The EU AI Act, which entered into force in August 2024, places explicit obligations on providers of high-risk AI systems to maintain documentation of training data sources, labeling methodologies, and quality control processes. This is not an abstract compliance checkbox: auditors will ask to see annotation guidelines, inter-annotator agreement scores, and evidence of bias testing across protected characteristics. Organisations that have treated data provenance as an afterthought are discovering that retrofitting documentation onto existing datasets is far more expensive than building it in from the start.
NIST's AI Risk Management Framework (AI RMF 1.0) takes a complementary approach, framing data governance as a risk management discipline rather than a compliance exercise. The GOVERN and MAP functions of the framework ask organisations to identify data-related risks — label bias, coverage gaps, representational harm — before a model enters production, not after. Practically, this means embedding data quality gates into your MLOps pipeline: automated bias checks, distribution coverage reports, and lineage tracking that can answer the question "where did this label come from?" for any sample in your corpus.

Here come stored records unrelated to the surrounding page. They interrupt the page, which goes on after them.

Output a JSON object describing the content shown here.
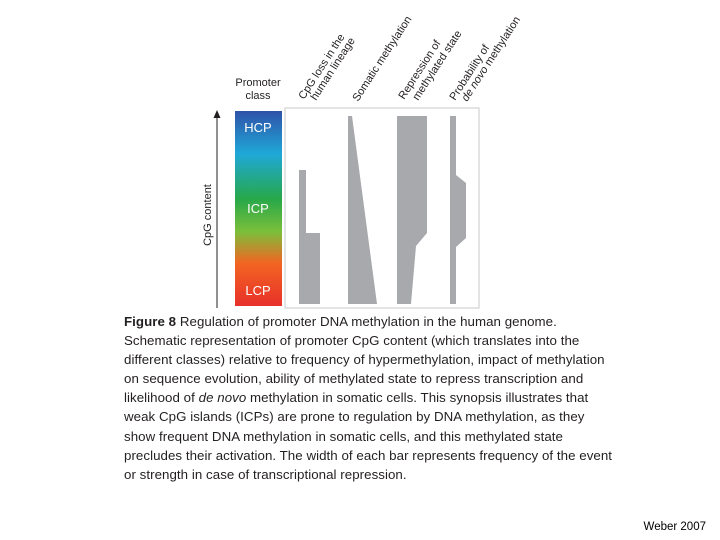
{
  "figure": {
    "promoter_class_label_line1": "Promoter",
    "promoter_class_label_line2": "class",
    "y_axis_label": "CpG content",
    "classes": {
      "hcp": "HCP",
      "icp": "ICP",
      "lcp": "LCP"
    },
    "column_headers": [
      {
        "line1": "CpG loss in the",
        "line2": "human lineage"
      },
      {
        "line1": "Somatic methylation",
        "line2": ""
      },
      {
        "line1": "Repression of",
        "line2": "methylated state"
      },
      {
        "line1": "Probability of",
        "line2": "de novo methylation"
      }
    ],
    "gradient_colors": [
      "#2f52a8",
      "#1fa8d8",
      "#27a84a",
      "#7cbf3a",
      "#f26522",
      "#e8302a"
    ],
    "bar_color": "#a7a9ac"
  },
  "caption": {
    "label": "Figure 8",
    "title": "Regulation of promoter DNA methylation in the human genome.",
    "body_pre": "Schematic representation of promoter CpG content (which translates into the different classes) relative to frequency of hypermethylation, impact of methylation on sequence evolution, ability of methylated state to repress transcription and likelihood of ",
    "body_italic": "de novo",
    "body_post": " methylation in somatic cells. This synopsis illustrates that weak CpG islands (ICPs) are prone to regulation by DNA methylation, as they show frequent DNA methylation in somatic cells, and this methylated state precludes their activation. The width of each bar represents frequency of the event or strength in case of transcriptional repression."
  },
  "credit": "Weber 2007"
}
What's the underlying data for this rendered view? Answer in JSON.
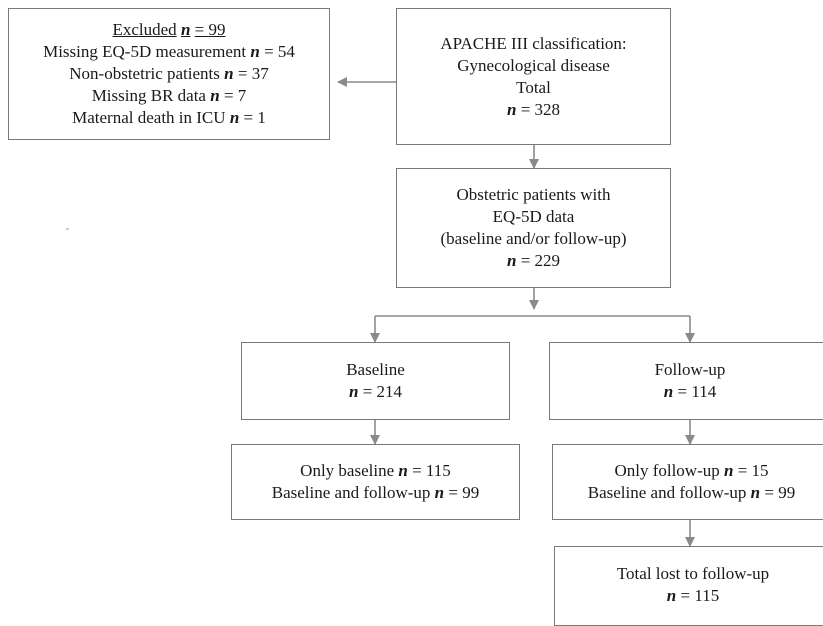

For teams working with sensitive domains — healthcare, finance, legal — the regulatory landscape adds a further layer: data minimisation, access controls on PII-adjacent annotation data, and in some jurisdictions, the right of individuals to request removal of their data from training sets. These requirements interact with ML workflows in non-trivial ways and are reshaping how annotation service providers structure their data handling agreements. Building governance infrastructure now, ahead of enforcement timelines, is the lowest-cost path through this transition.